Cerchiamo di ragionare di questi concetti in termini di eventi correnti nel
mercato.
Un buon punto di partenza riguarda la vicenda della
trasmissione dell'evento sportivo inerente ai Mondiali di calcio 2006,
acquistato sul mercato da un operatore pay-tv satellitare.
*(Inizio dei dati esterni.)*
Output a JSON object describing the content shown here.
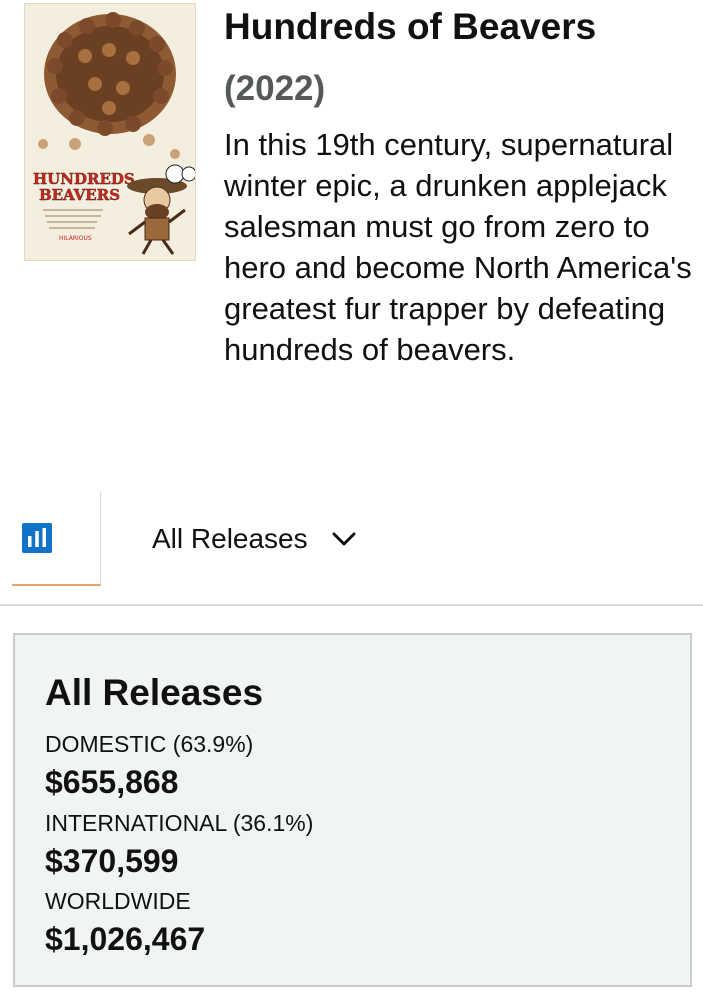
{
  "movie": {
    "title": "Hundreds of Beavers",
    "year": "(2022)",
    "summary": "In this 19th century, supernatural winter epic, a drunken applejack salesman must go from zero to hero and become North America's greatest fur trapper by defeating hundreds of beavers.",
    "poster": {
      "title_line_1": "HUNDREDS",
      "title_line_2": "BEAVERS",
      "tagline": "HILARIOUS"
    }
  },
  "tabs": {
    "chart_icon": "bar-chart-icon",
    "release_selector": "All Releases",
    "release_chevron_icon": "chevron-down-icon"
  },
  "box_office": {
    "heading": "All Releases",
    "domestic": {
      "label": "DOMESTIC (63.9%)",
      "value": "$655,868"
    },
    "international": {
      "label": "INTERNATIONAL (36.1%)",
      "value": "$370,599"
    },
    "worldwide": {
      "label": "WORLDWIDE",
      "value": "$1,026,467"
    }
  },
  "colors": {
    "accent_blue": "#0f73c7",
    "tab_underline": "#e7a563",
    "year_gray": "#565959",
    "card_background": "#f0f4f5"
  }
}
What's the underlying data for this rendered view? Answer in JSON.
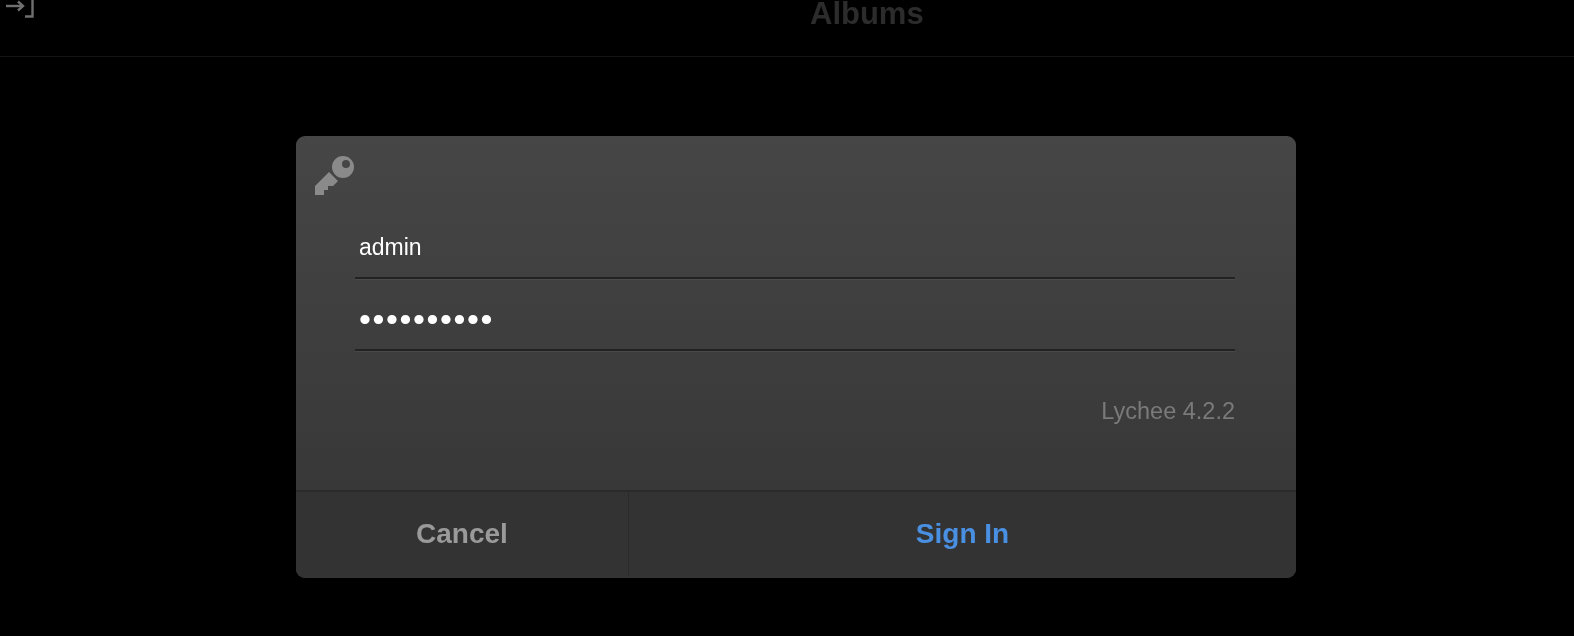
{
  "header": {
    "title": "Albums"
  },
  "dialog": {
    "fields": [
      {
        "kind": "text",
        "value": "admin"
      },
      {
        "kind": "password",
        "value": "••••••••••"
      }
    ],
    "version": "Lychee 4.2.2",
    "buttons": [
      {
        "kind": "cancel",
        "label": "Cancel"
      },
      {
        "kind": "primary",
        "label": "Sign In"
      }
    ]
  }
}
E' probabile che la
soluzione che consentirà la circolazione anche in chiaro dei diritti sarà
ottenuta attraverso una negoziazione e la rinuncia ad alcune esclusive da parte
dell'acquirente; ove si fosse voluto affrontare il medesimo discorso in sede
normativa lo si sarebbe dovuto fare con molta cautela, dati i delicati profili
concorrenziali coinvolti.
Lo stesso acquisto dei Mondiali di calcio, peraltro, si potrebbe valutare in
termini di tentativo di riequilibrio del sistema nel momento in cui proprio le
logiche della convergenza di fruizione stavano dando luogo (digitale terrestre,
ADSL e cavo) a differenti piattaforme sulle quali visionare, a prezzi
competitivi, un contenuto sino ad allora caratteristico della piattaforma
satellitare: il campionato nazionale.
Sul mercato stanno infatti per apparire decoder
multitecnologia ADSL (Internet television)-DTT, dotati di interfacce utente
evolute attraverso le quali è possibile acquistare contenuti da più
piattaforme e visionarli sul televisore di casa.
La piattaforma satellite, per conquistare clienti, deve dunque offrire prodotti
"unici" e "di qualità".
Questa mi sembra la logica in cui inquadrare il corrente scenario di mercato; la
competizione tra pay-tv e servizio pubblico è, purtroppo, inevitabile nel
momento in cui il diritto da acquistare è conteso tra questi due soggetti.
Come creare allora un quadro di mercato favorevole alla
convergenza di fruizione?
Si possono dare due prime indicazioni.
E' necessario creare un modello contrattuale che definisca i diritti e le
facoltà. Una sorta di "licenza tipo" come lo è la GPL per l'open source,
potrebbe, in questa delicata fase, aiutare le negoziazioni che avvengono dopo le
acquisizioni delle grandi esclusive. Il modello agevolerebbe le acquisizioni di
contenuti da una piattaforma all'altra, soluzione al problema dell'indisponibilità
per il 100% della popolazione di tutte le piattaforme. L'acquirente di un
contenuto pregiato che volesse cederlo "inalterato" non dovrebbe imbarcarsi
in un costoso negoziato ma potrebbe semplicemente utilizzare un riferimento
preconcordato e, magari, un listino di riferimento.
Attraverso questa "licenza tipo" si potrebbe inoltre
chiarire se la normativa applicabile alla circolazione del contenuto in
questione è quella di tipo televisivo o quella relativa ai servizi di
telecomunicazione. Ulteriore contenuto potrebbe (eventualmente) riguardare i
sistemi di DRM prescelti. Ove si scelga di applicarli, vi è quasi sempre uno
scollamento tra le facoltà e i diritti attribuiti dalla legge e le possibilità
offerte dal DRM: quasi mai ci si preoccupa di definire contrattualmente un
documento che stia alla base del funzionamento del DRM. Ha ragione Corrado
Giustozzi (I meccanismi di DRM non
funzionano e non funzioneranno mai), il problema della salvaguardia dei
diritti non è tecnologico ma è legale ed economico.
Su questa linea vorrei passare alla seconda indicazione
relativa alla creazione di un mercato idoneo alla convergenza di fruizione, che
è, per l'appunto, di tipo economico.
Gli operatori che sono affezionati al modello subscription (abbonamento
annuale) devono, anche attraverso la circolazione dei contenuti, trovare modi di
vendere contenuti singolarmente, senza abbonamento. In questo senso il digitale
terrestre o l'ADSL potrebbe diventare la piattaforma attraverso cui cavo e
satellite raggiungono il grande pubblico quando c'è da commerciare una grande
esclusiva. A ciò si oppone (e probabilmente vi sono fondate ragioni anche a
favore di tale tesi) una logica per cui le esclusive devono servire da richiamo
per espandere la base di clienti annuali.
Ci si permetta tuttavia, al proposito, un ulteriore richiamo
all'esplosivo successo del software open source, che attraverso la
diffusione conquista quote di mercato.